Least‐squares reverse time migration with flux‐corrected transport technique

Abstract

AbstractDue to high computational costs and memory requirements, it is necessary to use coarse grids for least‐squares reverse time migration when processing large‐scale field data. According to the dispersion relation, strong numerical dispersion will occur in least‐squares reverse time migration images when the migration velocity of the shallow strata is low, reducing the resolution of the migration results. To overcome this shortcoming, we propose new least‐squares reverse time migration implementation method with a modified flux‐corrected transport technique. This algorithm involves two main steps: obtain an appropriate calibration parameter for flux‐corrected transport through forward modelling and perform least‐squares reverse time migration using flux‐corrected transport.
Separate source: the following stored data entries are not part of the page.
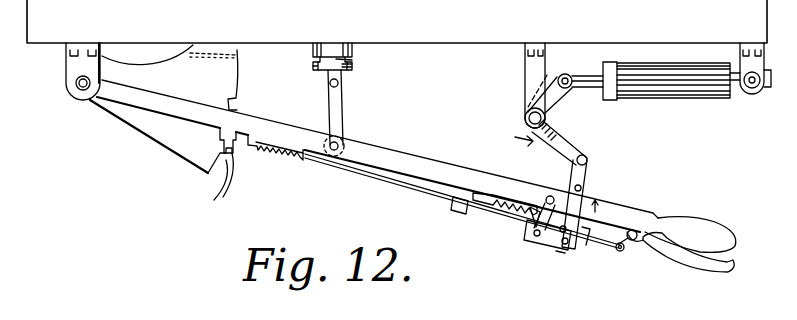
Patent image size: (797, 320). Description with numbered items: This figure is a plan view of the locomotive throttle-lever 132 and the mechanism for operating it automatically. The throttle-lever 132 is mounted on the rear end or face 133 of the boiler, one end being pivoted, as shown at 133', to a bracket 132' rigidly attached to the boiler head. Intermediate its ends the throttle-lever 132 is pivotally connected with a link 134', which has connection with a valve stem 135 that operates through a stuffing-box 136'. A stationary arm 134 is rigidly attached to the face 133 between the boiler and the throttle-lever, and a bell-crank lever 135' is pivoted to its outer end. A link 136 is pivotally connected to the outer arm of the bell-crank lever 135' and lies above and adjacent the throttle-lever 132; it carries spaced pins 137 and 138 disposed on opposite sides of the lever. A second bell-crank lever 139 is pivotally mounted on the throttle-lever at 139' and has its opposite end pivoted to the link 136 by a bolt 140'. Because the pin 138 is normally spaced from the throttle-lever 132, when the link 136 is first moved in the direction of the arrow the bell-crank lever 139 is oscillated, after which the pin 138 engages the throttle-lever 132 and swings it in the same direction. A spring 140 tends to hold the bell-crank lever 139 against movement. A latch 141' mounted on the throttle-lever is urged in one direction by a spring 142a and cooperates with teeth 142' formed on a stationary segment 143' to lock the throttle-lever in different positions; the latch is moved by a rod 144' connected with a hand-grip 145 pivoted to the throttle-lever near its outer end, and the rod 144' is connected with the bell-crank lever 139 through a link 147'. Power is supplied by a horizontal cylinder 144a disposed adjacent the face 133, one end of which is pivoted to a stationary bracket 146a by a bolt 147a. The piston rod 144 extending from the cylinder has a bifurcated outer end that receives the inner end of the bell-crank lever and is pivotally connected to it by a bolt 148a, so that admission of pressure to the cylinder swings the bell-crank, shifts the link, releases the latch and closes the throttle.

The throttle-lever 132 is at (375, 156).
The bracket 132' is at (56, 71).
The rear end or face of the boiler 133 is at (324, 59).
The pivot of the throttle-lever 133' is at (61, 110).
The stationary arm 134 is at (523, 85).
The link 134' is at (367, 113).
The valve stem 135 is at (317, 69).
The bell-crank lever 135' is at (574, 121).
The link 136 is at (628, 207).
The stuffing-box 136' is at (375, 63).
The pin 137 is at (587, 183).
The pin 138 is at (587, 240).
The bell-crank lever 139 is at (547, 242).
The pivot of bell-crank lever 139' is at (540, 192).
The spring 140 is at (505, 192).
The bolt 140' is at (584, 278).
The latch 141' is at (248, 155).
The teeth 142' is at (230, 181).
The spring 142a is at (285, 160).
The stationary segment 143' is at (149, 136).
The piston rod 144 is at (597, 66).
The rod 144' is at (464, 202).
The horizontal cylinder 144a is at (693, 80).
The hand-grip 145 is at (692, 262).
The stationary bracket 146a is at (762, 89).
The link 147' is at (476, 226).
The bolt 147a is at (745, 90).
The bolt 148a is at (560, 73).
We remove the non‐linear processing from conventional flux‐corrected transport algorithm often used in computational fluid dynamics based on the assumption that the seismic wavefield is relatively continuous and smooth without strong ripples, which makes it possible to apply flux‐corrected transport to least‐squares reverse time migration without increasing too much computation complexity. To suppress the numerical dispersion more effectively, the diffusion fluxes along the diagonal direction are added to flux‐corrected transport. Numerical tests on synthetic data and field data illustrate that compared to the conventional least‐squares reverse time migration method, the proposed method produces images with fewer migration artefacts, more accurate amplitudes and faster convergence speed on the coarse grids.